I am studying semiconductor physics. there is a paragraph about Drude model in E.spenke's book "Electronic semiconductors" page 259 in art §9:
"if on the average, a time $τ$ elapses between two collisions of an electron, $dt/τ$ terminal points of such times fall on average into the time interval $dt$. thus an electron suffers in the interval $dt$ on the average $dt/τ$ collisions, and $N$ electrons suffer $Ndt/τ$ collisions. thus collisions eliminate in an interval $dt$ on the average
$$dN=N.dt/τ$$
electrons from a group with uniform velocity and direction hence decrease exponentialy with time:
$$N=N(0).e^{−t/τ}$$
..."
I think $dt/τ$ is the probability of an electron to collide. normally in exponential decays mean free time is found in a different manner usualy it is assumed that decay rate is propotional to the concentration i.e $dN/dt∝N$ hence $$dN/dt=−kN⟹τ=\frac{∫_0^∞t (kN dt )}{N(0)}⟹τ=1/k$$ but in above paragraph it is assumed that if $τ$ is mean time then it would directly imply an exponential profile.
(Mathematicaly $$τ=\frac{τ_1+τ_2+τ_3+...τ_n}{n}$$ here $n$ is a dummy variable and has no connection with the problem mentioned. $τ_n$ represents time taken by an electron in making $n$th collision with lattice atom)
Question: Can we show mathematically from the definition of $τ$ that in time interval $dt$ probability of electron to collide is $dt/τ$? And hence the Exponential decay law.
I think it might help to think of the problem in an 'inverse' manner.

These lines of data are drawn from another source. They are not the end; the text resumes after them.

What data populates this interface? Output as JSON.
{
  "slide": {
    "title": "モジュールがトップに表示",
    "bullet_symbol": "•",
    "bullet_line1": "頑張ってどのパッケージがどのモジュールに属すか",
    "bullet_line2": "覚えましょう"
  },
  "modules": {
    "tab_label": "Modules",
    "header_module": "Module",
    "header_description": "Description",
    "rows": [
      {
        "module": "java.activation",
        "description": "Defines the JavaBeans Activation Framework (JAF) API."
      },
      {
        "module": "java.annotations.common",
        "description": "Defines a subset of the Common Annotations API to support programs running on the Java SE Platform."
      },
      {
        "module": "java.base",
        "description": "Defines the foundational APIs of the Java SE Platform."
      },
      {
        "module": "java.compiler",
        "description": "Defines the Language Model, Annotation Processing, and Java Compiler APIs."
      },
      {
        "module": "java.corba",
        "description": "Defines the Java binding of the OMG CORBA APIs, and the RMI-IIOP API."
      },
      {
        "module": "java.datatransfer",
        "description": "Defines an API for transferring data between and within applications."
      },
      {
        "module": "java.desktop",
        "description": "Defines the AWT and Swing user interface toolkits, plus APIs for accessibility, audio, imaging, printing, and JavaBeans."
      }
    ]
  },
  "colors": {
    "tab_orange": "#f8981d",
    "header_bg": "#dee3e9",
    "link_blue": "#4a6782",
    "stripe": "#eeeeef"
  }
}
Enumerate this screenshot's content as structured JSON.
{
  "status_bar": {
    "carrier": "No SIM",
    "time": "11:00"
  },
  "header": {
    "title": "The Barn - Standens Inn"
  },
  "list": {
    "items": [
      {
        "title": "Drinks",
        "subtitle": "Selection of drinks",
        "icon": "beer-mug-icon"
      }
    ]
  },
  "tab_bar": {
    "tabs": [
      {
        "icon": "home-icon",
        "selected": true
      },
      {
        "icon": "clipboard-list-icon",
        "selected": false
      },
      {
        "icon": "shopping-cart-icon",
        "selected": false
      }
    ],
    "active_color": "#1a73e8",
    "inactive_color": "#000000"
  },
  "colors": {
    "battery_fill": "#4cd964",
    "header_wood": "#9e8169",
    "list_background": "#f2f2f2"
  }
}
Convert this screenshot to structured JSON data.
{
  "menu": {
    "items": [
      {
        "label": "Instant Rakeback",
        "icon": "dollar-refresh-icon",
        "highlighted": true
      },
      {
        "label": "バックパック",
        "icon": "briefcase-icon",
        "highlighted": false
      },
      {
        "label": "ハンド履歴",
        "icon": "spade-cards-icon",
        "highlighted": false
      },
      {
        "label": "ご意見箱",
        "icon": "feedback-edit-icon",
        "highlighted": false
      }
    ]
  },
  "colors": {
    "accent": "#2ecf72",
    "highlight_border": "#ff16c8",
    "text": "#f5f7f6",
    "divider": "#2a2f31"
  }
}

Let $1/\tau$ be the probability that an electron suffers a collision in unit time (as a density). For now, assume $\tau$ is just some positive constant. So if you assume a uniform distribution of collision probabilities in a small time interval $\Delta t$, the probability that there is a collision in this time is $\Delta t/\tau$, for any single electron.

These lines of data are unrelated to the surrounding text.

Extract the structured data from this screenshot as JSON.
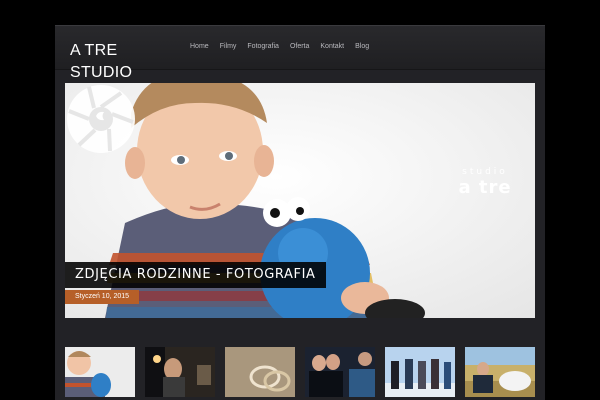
{
  "site": {
    "logo_line1": "A TRE",
    "logo_line2": "STUDIO"
  },
  "nav": {
    "items": [
      {
        "label": "Home"
      },
      {
        "label": "Filmy"
      },
      {
        "label": "Fotografia"
      },
      {
        "label": "Oferta"
      },
      {
        "label": "Kontakt"
      },
      {
        "label": "Blog"
      }
    ]
  },
  "hero": {
    "watermark_small": "studio",
    "watermark_big": "a tre",
    "post_title": "ZDJĘCIA RODZINNE - FOTOGRAFIA",
    "post_date": "Styczeń 10, 2015"
  },
  "colors": {
    "background": "#000000",
    "panel": "#222226",
    "accent": "#b65f28"
  }
}
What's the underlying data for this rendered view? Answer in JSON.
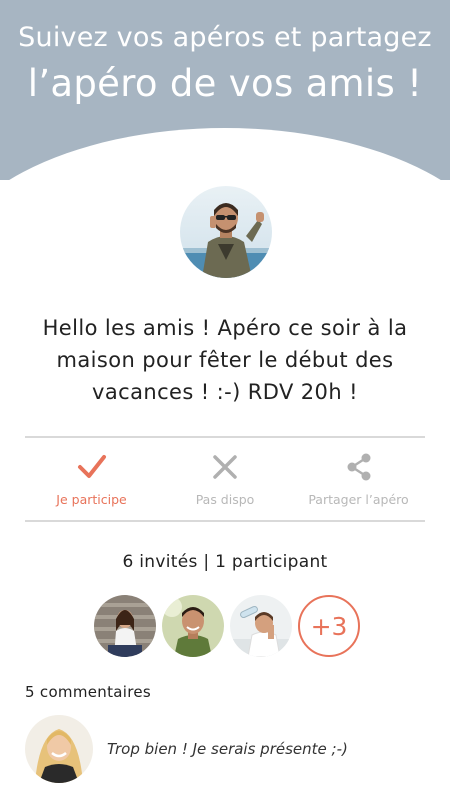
{
  "header": {
    "line1": "Suivez vos apéros et partagez",
    "line2": "l’apéro de vos amis !",
    "background_color": "#a7b5c2"
  },
  "host": {
    "avatar_icon": "host-avatar"
  },
  "message": {
    "line1": "Hello les amis ! Apéro ce soir à la",
    "line2": "maison pour fêter le début des",
    "line3": "vacances ! :-) RDV 20h !"
  },
  "actions": {
    "participate": {
      "label": "Je participe",
      "icon": "check-icon",
      "active": true
    },
    "unavailable": {
      "label": "Pas dispo",
      "icon": "close-icon",
      "active": false
    },
    "share": {
      "label": "Partager l’apéro",
      "icon": "share-icon",
      "active": false
    },
    "accent_color": "#e8735a",
    "inactive_color": "#b8b8b8"
  },
  "guests": {
    "summary": "6 invités | 1 participant",
    "avatars": [
      "guest-avatar-woman-stairs",
      "guest-avatar-man-smiling",
      "guest-avatar-man-drinking"
    ],
    "more_label": "+3"
  },
  "comments": {
    "title": "5 commentaires",
    "items": [
      {
        "avatar": "commenter-avatar-blonde-woman",
        "text": "Trop bien ! Je serais présente ;-)"
      }
    ]
  }
}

Now take a finite time interval $t$ and split it into $n$ parts and take $\Delta t = t/n$. The probability that a single electron had no collision in this time $\Delta t$ is $(1 - \Delta t/\tau)$. So if you go $n$ such intervals, the probability that there have been no collisions is $\left(1 - \frac{\Delta t}{\tau}\right)^n$. Using $t$ for $\Delta t$ and taking $n$ to be very large, in the limit
$$ \lim_{n\to \infty} \left(1 - \frac{t}{\tau n}\right)^n = \exp(-t/\tau) $$
So the probability that in a finite time $t$, a single electron has not suffered any collisions is $\exp(-t/\tau)$. Similarly, this is also the probability that there is no collision in the next $t$ seconds. In this, the uniformity of the probability is strictly true only if $\Delta t$ is small, so taking the limit only reaffirms this idea.

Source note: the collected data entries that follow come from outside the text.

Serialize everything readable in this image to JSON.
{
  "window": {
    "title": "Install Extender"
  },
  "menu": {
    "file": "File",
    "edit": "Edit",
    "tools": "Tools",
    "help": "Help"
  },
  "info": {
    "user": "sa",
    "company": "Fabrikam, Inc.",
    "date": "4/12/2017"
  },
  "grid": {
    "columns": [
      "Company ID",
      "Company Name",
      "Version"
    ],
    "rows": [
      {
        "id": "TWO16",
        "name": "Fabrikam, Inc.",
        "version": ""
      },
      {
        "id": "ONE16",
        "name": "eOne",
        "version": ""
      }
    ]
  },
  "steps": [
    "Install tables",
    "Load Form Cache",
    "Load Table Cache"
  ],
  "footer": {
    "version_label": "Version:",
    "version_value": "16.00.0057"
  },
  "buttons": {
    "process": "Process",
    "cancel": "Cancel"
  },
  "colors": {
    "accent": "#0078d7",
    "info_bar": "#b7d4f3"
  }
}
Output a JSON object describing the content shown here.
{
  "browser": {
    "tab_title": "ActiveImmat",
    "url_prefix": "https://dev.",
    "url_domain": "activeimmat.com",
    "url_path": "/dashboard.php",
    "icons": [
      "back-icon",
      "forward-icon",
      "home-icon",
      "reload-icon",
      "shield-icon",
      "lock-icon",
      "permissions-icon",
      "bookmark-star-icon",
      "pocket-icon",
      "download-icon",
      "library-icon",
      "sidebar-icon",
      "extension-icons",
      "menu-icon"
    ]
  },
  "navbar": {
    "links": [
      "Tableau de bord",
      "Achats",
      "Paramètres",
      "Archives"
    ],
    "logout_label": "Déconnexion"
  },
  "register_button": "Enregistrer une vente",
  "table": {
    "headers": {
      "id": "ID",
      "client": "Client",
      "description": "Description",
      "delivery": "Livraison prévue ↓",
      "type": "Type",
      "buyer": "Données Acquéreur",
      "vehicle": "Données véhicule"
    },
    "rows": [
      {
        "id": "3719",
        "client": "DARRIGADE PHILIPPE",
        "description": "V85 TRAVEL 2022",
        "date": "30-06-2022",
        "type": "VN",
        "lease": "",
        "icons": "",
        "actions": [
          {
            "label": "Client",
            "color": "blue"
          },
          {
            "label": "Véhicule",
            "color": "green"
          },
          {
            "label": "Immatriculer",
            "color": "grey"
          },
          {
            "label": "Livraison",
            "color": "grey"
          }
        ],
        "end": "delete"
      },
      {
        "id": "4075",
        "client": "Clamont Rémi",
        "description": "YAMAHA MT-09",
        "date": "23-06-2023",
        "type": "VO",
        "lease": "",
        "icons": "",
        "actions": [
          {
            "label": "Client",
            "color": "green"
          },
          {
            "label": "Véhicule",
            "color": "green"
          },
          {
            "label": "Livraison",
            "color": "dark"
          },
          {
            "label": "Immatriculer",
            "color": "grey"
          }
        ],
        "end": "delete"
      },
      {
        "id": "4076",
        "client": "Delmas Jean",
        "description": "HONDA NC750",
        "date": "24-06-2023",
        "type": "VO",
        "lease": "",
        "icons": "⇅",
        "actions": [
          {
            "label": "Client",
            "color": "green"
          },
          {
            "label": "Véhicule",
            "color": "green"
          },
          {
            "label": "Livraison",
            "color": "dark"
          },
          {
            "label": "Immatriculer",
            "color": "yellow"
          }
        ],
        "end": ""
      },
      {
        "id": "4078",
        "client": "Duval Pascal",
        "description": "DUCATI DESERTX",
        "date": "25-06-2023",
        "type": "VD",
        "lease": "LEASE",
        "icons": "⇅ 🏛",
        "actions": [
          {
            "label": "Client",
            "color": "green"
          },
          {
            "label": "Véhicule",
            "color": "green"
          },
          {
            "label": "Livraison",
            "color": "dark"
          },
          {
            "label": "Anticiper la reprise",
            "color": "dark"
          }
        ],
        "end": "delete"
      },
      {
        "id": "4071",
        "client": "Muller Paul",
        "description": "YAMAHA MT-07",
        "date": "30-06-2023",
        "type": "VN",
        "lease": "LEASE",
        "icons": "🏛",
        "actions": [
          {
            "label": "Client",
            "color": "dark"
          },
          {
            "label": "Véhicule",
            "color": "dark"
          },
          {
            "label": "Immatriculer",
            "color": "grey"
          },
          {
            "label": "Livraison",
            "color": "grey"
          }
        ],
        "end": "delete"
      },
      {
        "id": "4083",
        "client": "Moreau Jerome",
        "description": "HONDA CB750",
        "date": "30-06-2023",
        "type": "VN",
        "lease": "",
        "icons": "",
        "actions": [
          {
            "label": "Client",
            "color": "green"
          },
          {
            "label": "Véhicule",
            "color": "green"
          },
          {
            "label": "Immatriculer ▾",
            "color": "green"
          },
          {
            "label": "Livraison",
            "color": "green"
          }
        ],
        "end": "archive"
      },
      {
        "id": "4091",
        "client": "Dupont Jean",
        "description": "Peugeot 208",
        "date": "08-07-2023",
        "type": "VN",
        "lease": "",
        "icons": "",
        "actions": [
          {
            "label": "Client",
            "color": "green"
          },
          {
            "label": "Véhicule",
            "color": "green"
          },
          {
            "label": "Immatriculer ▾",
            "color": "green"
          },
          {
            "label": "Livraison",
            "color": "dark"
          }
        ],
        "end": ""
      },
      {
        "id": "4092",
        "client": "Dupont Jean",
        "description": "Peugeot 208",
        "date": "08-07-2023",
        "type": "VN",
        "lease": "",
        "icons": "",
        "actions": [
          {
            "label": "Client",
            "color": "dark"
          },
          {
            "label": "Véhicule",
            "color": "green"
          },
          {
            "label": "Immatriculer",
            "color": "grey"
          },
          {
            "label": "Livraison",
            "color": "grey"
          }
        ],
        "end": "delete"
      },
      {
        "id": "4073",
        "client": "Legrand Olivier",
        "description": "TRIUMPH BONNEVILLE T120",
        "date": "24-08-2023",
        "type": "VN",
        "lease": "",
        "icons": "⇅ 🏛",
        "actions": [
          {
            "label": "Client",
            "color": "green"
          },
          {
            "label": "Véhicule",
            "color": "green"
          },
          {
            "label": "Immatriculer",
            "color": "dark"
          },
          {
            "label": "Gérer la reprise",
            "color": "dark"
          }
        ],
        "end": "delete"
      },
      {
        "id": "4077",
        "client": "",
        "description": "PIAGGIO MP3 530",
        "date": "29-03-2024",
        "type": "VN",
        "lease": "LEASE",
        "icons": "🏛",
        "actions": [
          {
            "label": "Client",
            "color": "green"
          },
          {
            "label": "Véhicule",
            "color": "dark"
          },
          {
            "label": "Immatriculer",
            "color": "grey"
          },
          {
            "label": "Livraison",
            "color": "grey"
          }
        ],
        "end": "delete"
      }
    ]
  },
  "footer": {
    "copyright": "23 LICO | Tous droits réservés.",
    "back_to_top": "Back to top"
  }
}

As for what $\tau$ means, consider the expectation value of the time between collisions. Firstly, the probability that no collisions have occurred at time $t$, starting from $t = 0$ is $\exp(-t/\tau)$. The expected time between collisions is hence given by: $$ \langle t_{coll}\rangle = \frac{\int_0^\infty t \exp(-t/\tau) \, dt}{\int_0^\infty \exp(-t/\tau) \, dt} = \tau $$
Now we can relate $\tau$ (which we initially just took to be a constant) to the expected or mean time between collisions. From this fact, I guess the exponential decay for $N$ in your question should follow.